The rope swayed under me. My rib cage vibrated with my frantic heartbeats. I tried to remind myself I was wearing an anti-gravity vest. When that didn’t work, I tried to imagine that the ground was only a few inches under the robe. Yes, that’s right. I wasn’t twenty feet up after all. I was just walking along a rope on a pretty sunny day and if I fell, it wouldn’t –
“Look at me, I’m a flightless hominid,” screamed Soughing, and she launched herself from the rope.

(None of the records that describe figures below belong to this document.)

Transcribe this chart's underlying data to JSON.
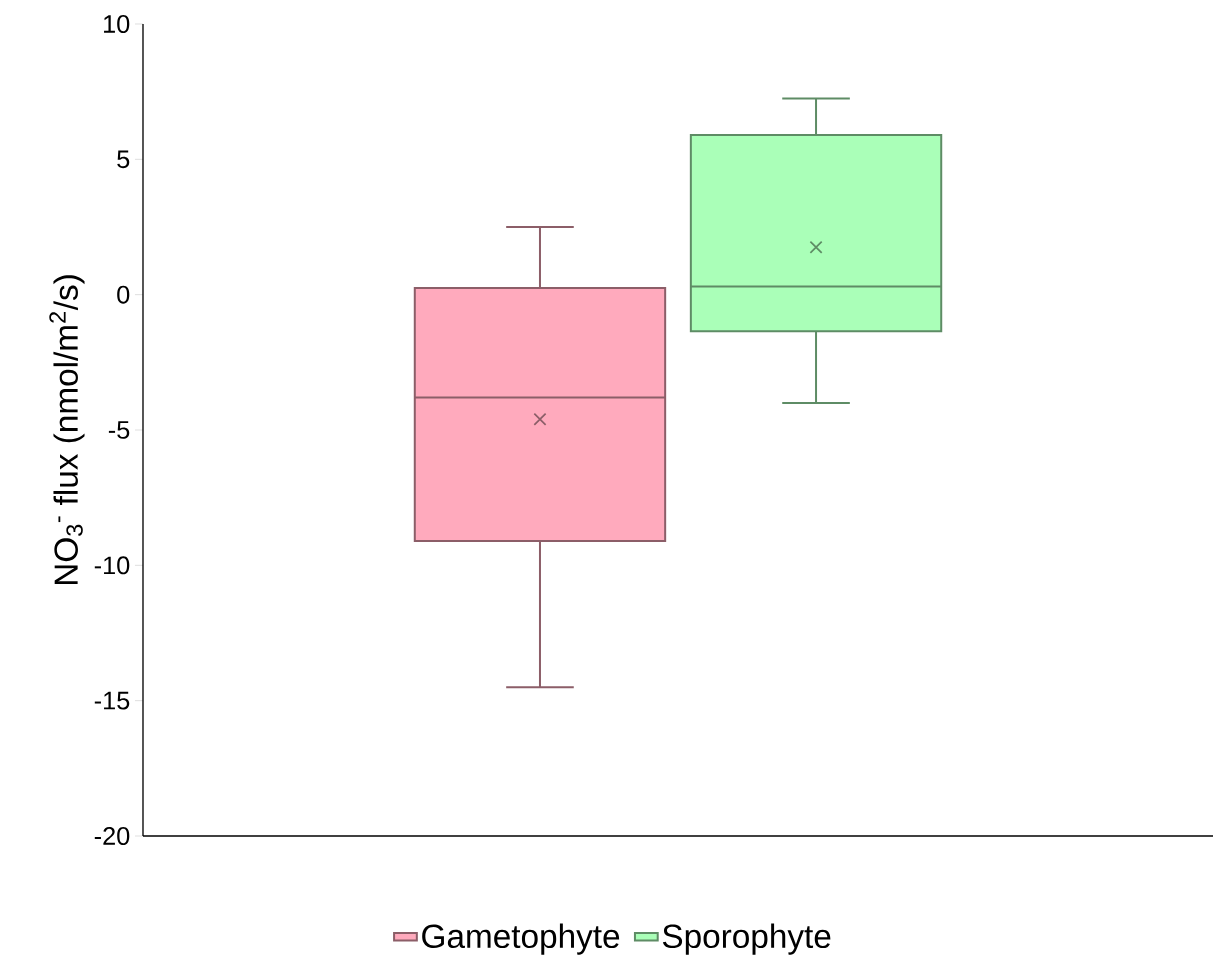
{
  "chart_data": {
    "type": "box",
    "ylabel": "NO$_{3}$$^{-}$ flux (nmol/m$^{2}$/s)",
    "categories": [
      null
    ],
    "ylim": [
      -20,
      10
    ],
    "yticks": [
      -20,
      -15,
      -10,
      -5,
      0,
      5,
      10
    ],
    "legend": "bottom",
    "series": [
      {
        "name": "Gametophyte",
        "color": "#ffaabd",
        "boxes": [
          {
            "low": -14.5,
            "q1": -9.1,
            "median": -3.8,
            "q3": 0.25,
            "high": 2.5,
            "mean": -4.6
          }
        ]
      },
      {
        "name": "Sporophyte",
        "color": "#aaffb8",
        "boxes": [
          {
            "low": -4.0,
            "q1": -1.35,
            "median": 0.3,
            "q3": 5.9,
            "high": 7.25,
            "mean": 1.75
          }
        ]
      }
    ]
  }
}
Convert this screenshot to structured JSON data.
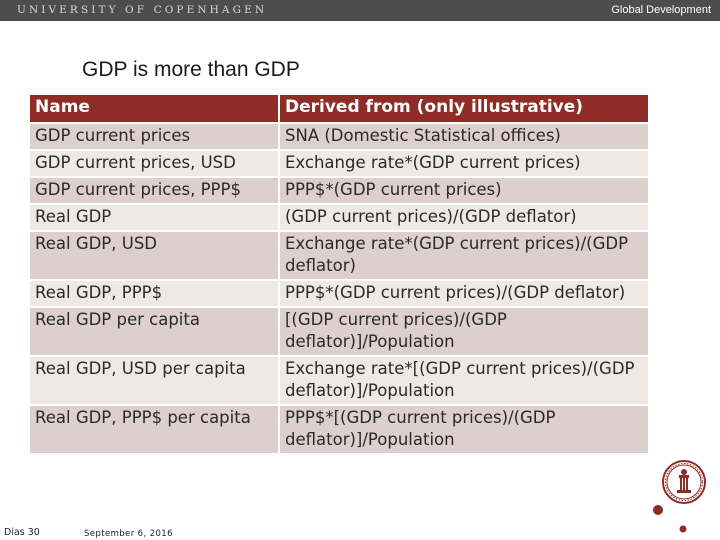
{
  "header": {
    "university": "UNIVERSITY OF COPENHAGEN",
    "department": "Global Development"
  },
  "slide": {
    "title": "GDP is more than GDP"
  },
  "table": {
    "headers": [
      "Name",
      "Derived from (only illustrative)"
    ],
    "rows": [
      [
        "GDP current prices",
        "SNA (Domestic Statistical offices)"
      ],
      [
        "GDP current prices, USD",
        "Exchange rate*(GDP current prices)"
      ],
      [
        "GDP current prices, PPP$",
        "PPP$*(GDP current prices)"
      ],
      [
        "Real GDP",
        "(GDP current prices)/(GDP deflator)"
      ],
      [
        "Real GDP, USD",
        "Exchange rate*(GDP current prices)/(GDP deflator)"
      ],
      [
        "Real GDP, PPP$",
        "PPP$*(GDP current prices)/(GDP deflator)"
      ],
      [
        "Real GDP per capita",
        "[(GDP current prices)/(GDP deflator)]/Population"
      ],
      [
        "Real GDP, USD per capita",
        "Exchange rate*[(GDP current prices)/(GDP deflator)]/Population"
      ],
      [
        "Real GDP, PPP$ per capita",
        "PPP$*[(GDP current prices)/(GDP deflator)]/Population"
      ]
    ]
  },
  "footer": {
    "slide_label": "Dias 30",
    "date": "September 6, 2016"
  },
  "colors": {
    "topbar": "#4d4d4d",
    "header_row": "#8f2c25",
    "row_odd": "#dccfcd",
    "row_even": "#eee8e7",
    "seal": "#8f2c25"
  },
  "icons": {
    "logo": "university-seal-icon"
  }
}
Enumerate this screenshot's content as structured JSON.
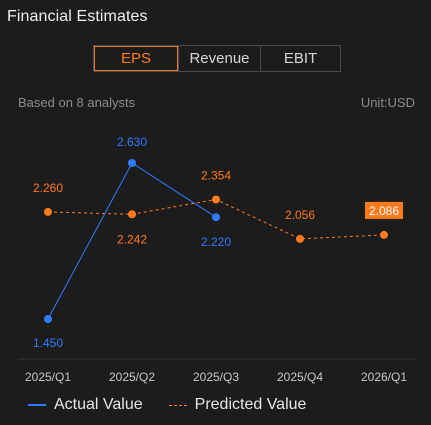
{
  "title": "Financial Estimates",
  "tabs": [
    {
      "label": "EPS",
      "active": true
    },
    {
      "label": "Revenue",
      "active": false
    },
    {
      "label": "EBIT",
      "active": false
    }
  ],
  "analysts_text": "Based on 8 analysts",
  "unit_text": "Unit:USD",
  "legend": {
    "actual": "Actual Value",
    "predicted": "Predicted Value"
  },
  "colors": {
    "actual": "#2f7bff",
    "predicted": "#ff7a1a",
    "background": "#1c1c1c"
  },
  "chart_data": {
    "type": "line",
    "categories": [
      "2025/Q1",
      "2025/Q2",
      "2025/Q3",
      "2025/Q4",
      "2026/Q1"
    ],
    "series": [
      {
        "name": "Actual Value",
        "values": [
          1.45,
          2.63,
          2.22,
          null,
          null
        ],
        "labels": [
          "1.450",
          "2.630",
          "2.220",
          "",
          ""
        ]
      },
      {
        "name": "Predicted Value",
        "values": [
          2.26,
          2.242,
          2.354,
          2.056,
          2.086
        ],
        "labels": [
          "2.260",
          "2.242",
          "2.354",
          "2.056",
          "2.086"
        ]
      }
    ],
    "ylim": [
      1.45,
      2.63
    ],
    "grid": false,
    "legend_position": "bottom-left"
  }
}
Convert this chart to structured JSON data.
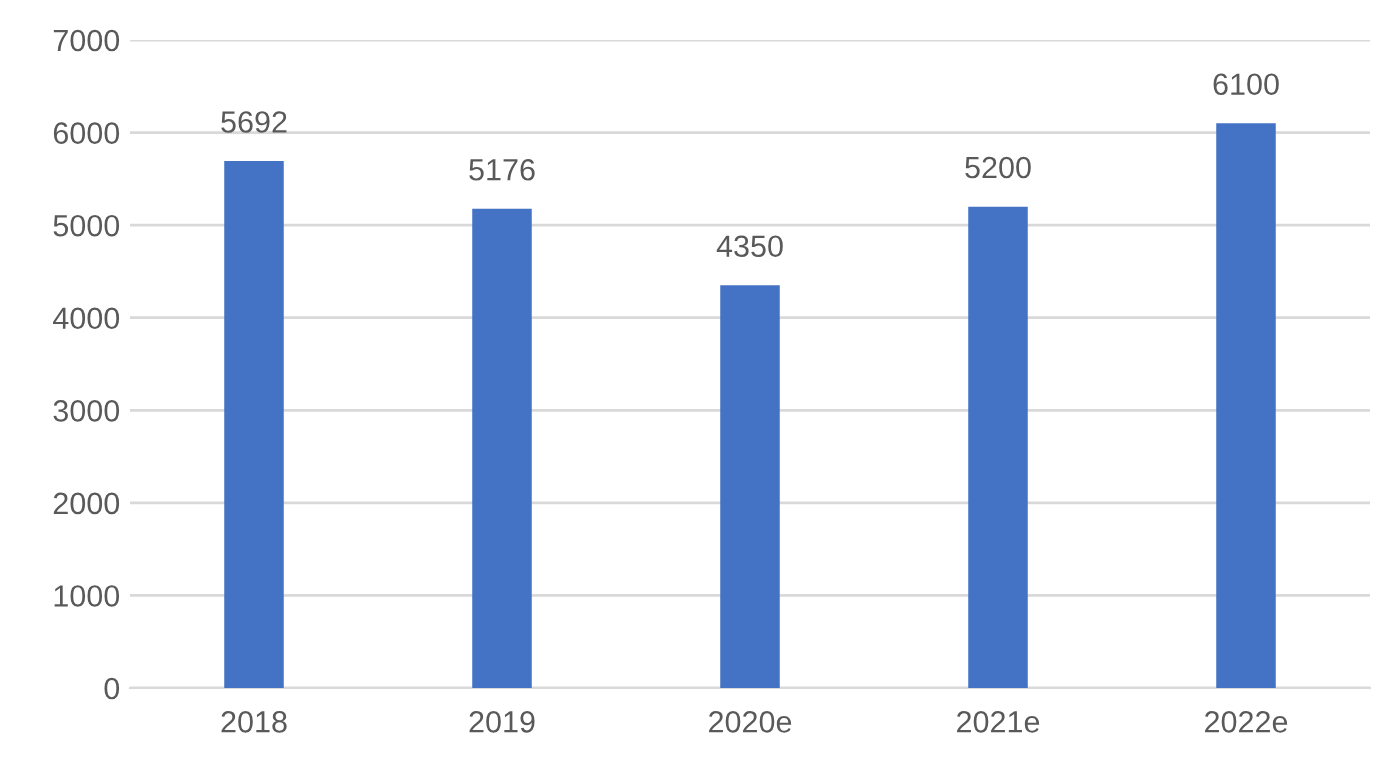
{
  "chart_data": {
    "type": "bar",
    "categories": [
      "2018",
      "2019",
      "2020e",
      "2021e",
      "2022e"
    ],
    "values": [
      5692,
      5176,
      4350,
      5200,
      6100
    ],
    "color": "#4472c4",
    "ylim": [
      0,
      7000
    ],
    "yticks": [
      0,
      1000,
      2000,
      3000,
      4000,
      5000,
      6000,
      7000
    ],
    "grid": "y",
    "data_labels": true
  }
}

“Shit!” I cried as my eyes followed her and the took in whole terrifying volume of empty air around me.
The rope shimmied. My arms flailed. I fought for balance. Found it.
Soughing flapped into my face and seized my shoulder.
I shrieked, jumped backward, and fell off the rope.
Slowly.
The vest’s anti-gravity field kicked in, which was good, I suppose. I didn’t think so at the time, though, since it gave me a nice slow fall in which Sough could slap me with her wings and claw my sweater to ribbons. She didn’t let go the whole way down.
Once we’d landed and I’d caught my breath and gotten my anger under control, I asked. “Why did you do that?”
“Pratfall,” Ambassador Soughing hopped to the ground and looked up at me. “Humiliation of monkey falling from tree.” She looked at me through the other eye. “And a lesson in humility me as well.”
“You could have just let go and glided down.” I grumbled, not understanding that last bit. “You didn’t have to hold on to me while I fell.”
“You didn’t have to climb a tree and walk along a rope.” Soughing nibbled at her tail feathers.”Falling is gene-deep fear for a human. For a raven, the fear is flightlessness. So I shared your plummet.”
I stared at her.
Ambassador Soughing gave her wings a flap and puffed out her throat. “I declare this team to have been built!”